Wednesday, November 10, 2010
Everybody in sales is hardwired to be glass-half-full types. But the agents’ business model is broken. Their glass is cracked and leaking. They are not helping themselves by releasing chipper reports documenting the supposed investment value of homeownership….over this decade.
Here’s an excerpt from the just-released NAR Survey of Buyers and Sellers:
“Even with several years of price declines, the typical seller who purchased a home eight years ago experienced a median equity gain of $33,000, a 24 percent increase, while sellers who were in their homes for 11 to 15 years saw a median gain of 40 percent.”
In this one paragraph, the NAR glosses over eight years of losses. Nationally, home values have slid back to the 2002 level. And the slide is accelerating, according to this week’s Zillow report.
The American model of homeownership is crumbling. Nobody can afford to let an agent carry off their paltry equity. Homeowners cannot count on recouping the money they put into remodeling. Just yesterday, a prominent appraiser told us in an interview that no homeowner ever recaptures maintenance expenses. You bought the house with a roof. You sell the house with a roof. How much it costs you in between to keep a roof on the house is not an investment. It’s an expense.

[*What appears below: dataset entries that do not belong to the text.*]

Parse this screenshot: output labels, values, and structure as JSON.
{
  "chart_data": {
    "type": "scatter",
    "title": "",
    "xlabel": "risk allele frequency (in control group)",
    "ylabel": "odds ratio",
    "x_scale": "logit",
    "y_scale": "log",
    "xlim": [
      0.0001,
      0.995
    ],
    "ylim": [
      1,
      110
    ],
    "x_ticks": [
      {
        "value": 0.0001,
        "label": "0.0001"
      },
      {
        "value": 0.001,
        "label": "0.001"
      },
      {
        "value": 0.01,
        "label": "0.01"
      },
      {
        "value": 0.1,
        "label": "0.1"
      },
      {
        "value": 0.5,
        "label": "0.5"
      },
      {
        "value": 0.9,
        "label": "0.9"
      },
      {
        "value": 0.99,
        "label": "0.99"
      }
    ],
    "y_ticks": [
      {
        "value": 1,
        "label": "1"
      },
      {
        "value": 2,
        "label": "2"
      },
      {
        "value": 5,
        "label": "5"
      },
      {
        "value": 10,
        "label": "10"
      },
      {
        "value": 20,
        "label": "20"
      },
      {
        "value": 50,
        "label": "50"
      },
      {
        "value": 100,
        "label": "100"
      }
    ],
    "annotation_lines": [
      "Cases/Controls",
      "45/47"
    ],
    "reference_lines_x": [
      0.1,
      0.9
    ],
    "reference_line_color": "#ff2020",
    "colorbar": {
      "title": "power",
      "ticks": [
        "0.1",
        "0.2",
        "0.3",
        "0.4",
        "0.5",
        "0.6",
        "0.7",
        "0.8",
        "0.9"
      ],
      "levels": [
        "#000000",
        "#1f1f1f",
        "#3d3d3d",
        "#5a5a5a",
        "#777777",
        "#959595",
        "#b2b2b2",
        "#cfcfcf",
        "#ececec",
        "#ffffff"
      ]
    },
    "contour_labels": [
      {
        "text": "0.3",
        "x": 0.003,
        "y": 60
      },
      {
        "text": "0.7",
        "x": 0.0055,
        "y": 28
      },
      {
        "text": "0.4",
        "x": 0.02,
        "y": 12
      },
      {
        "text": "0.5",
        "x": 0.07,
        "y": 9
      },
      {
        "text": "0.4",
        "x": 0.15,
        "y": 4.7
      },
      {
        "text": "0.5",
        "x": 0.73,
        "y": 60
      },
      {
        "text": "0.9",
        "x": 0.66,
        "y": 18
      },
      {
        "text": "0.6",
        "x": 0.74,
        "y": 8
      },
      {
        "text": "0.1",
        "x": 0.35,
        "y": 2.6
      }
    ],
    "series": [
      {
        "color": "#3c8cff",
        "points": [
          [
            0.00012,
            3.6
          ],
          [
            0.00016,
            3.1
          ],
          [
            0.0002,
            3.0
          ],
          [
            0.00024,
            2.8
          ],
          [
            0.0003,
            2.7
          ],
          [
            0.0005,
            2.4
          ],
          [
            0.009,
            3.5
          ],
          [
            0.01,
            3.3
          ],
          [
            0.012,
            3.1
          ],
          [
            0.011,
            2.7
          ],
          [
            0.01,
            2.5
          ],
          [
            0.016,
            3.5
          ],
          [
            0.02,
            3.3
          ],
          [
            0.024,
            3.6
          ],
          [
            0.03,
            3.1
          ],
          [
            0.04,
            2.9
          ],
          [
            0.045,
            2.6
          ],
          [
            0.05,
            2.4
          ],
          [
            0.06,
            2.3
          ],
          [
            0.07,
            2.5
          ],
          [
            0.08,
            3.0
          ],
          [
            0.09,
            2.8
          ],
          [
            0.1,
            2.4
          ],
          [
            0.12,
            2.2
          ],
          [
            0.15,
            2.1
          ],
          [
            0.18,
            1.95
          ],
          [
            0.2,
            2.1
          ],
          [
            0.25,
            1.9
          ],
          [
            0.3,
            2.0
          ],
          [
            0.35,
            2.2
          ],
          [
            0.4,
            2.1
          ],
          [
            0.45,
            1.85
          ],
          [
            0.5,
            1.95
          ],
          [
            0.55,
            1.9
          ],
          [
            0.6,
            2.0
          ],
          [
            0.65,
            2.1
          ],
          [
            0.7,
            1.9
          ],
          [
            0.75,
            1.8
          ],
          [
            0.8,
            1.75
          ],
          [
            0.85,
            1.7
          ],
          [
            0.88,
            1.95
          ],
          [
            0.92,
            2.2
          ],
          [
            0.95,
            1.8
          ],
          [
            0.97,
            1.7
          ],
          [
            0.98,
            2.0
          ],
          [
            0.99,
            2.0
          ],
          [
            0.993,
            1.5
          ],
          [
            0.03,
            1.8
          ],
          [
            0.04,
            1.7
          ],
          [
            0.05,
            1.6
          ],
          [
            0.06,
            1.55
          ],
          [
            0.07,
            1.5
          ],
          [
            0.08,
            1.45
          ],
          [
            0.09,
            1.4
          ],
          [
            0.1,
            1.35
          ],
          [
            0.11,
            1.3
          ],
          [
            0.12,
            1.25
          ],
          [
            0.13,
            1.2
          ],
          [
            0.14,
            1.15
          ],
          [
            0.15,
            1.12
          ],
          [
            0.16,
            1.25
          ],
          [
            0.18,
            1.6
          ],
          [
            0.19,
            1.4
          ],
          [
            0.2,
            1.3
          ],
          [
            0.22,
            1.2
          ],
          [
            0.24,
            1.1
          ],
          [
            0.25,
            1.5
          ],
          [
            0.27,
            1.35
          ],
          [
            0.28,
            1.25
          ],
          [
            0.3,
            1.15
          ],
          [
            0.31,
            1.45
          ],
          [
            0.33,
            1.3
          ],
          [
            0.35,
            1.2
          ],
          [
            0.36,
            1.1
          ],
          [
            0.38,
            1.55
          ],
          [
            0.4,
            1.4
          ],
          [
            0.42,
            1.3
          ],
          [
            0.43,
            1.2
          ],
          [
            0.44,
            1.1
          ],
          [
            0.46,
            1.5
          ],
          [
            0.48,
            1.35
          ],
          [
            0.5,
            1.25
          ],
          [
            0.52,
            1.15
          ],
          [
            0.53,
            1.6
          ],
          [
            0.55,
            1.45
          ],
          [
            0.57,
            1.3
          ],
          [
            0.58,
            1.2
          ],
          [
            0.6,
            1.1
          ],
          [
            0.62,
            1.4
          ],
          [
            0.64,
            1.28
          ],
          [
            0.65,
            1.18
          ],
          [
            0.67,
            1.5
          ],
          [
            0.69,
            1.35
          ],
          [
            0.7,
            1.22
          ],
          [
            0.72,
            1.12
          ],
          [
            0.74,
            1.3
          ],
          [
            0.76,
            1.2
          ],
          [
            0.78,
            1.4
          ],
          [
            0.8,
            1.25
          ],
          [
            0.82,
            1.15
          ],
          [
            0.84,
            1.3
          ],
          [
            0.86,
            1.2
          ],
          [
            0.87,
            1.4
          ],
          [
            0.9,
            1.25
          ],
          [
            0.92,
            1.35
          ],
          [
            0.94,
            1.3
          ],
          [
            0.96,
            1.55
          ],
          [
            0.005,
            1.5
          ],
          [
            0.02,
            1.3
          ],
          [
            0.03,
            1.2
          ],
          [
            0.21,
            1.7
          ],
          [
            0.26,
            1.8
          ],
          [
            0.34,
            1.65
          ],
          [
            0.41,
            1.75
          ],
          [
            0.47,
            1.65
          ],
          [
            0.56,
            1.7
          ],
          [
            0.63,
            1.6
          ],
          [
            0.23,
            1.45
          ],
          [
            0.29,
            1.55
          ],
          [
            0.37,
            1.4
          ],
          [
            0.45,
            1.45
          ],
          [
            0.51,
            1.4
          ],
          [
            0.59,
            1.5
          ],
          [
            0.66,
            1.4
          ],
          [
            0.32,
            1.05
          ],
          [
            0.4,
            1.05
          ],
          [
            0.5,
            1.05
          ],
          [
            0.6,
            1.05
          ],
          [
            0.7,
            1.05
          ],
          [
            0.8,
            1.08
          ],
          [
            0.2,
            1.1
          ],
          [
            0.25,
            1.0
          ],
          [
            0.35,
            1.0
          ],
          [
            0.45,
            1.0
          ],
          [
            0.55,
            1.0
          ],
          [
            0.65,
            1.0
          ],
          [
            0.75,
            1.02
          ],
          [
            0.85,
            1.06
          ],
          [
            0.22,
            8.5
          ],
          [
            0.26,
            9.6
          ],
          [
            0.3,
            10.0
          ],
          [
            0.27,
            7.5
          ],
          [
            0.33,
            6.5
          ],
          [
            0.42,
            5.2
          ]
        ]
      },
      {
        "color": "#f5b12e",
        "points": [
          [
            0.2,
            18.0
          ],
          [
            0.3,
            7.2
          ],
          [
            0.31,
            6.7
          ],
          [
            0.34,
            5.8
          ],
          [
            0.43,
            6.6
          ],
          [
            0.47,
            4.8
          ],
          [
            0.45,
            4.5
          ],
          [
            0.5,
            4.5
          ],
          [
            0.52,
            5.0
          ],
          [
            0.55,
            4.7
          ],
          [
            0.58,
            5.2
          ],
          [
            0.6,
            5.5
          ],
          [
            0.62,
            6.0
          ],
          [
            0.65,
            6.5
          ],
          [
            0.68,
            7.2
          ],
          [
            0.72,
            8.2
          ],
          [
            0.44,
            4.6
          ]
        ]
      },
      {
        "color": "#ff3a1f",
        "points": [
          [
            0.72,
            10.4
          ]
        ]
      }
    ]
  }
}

We believe in homeownership. We believe that owning a home is a financial and social cornerstone appropriate for the majority of American families. Home equity anchors a secure retirement, can be tapped to start a business, and can serve as a source of emergency savings.
Buy a house for economic and family stability and self-determination. But don’t buy it counting on a juicy return.
The NAR should listen to its own customers, who agree with us. Its own survey found that the single biggest reason cited by homeowners for wanting to own a home is to ..own a home that is their own. Isn’t that enough? It is for us. Why isn’t it for the NAR?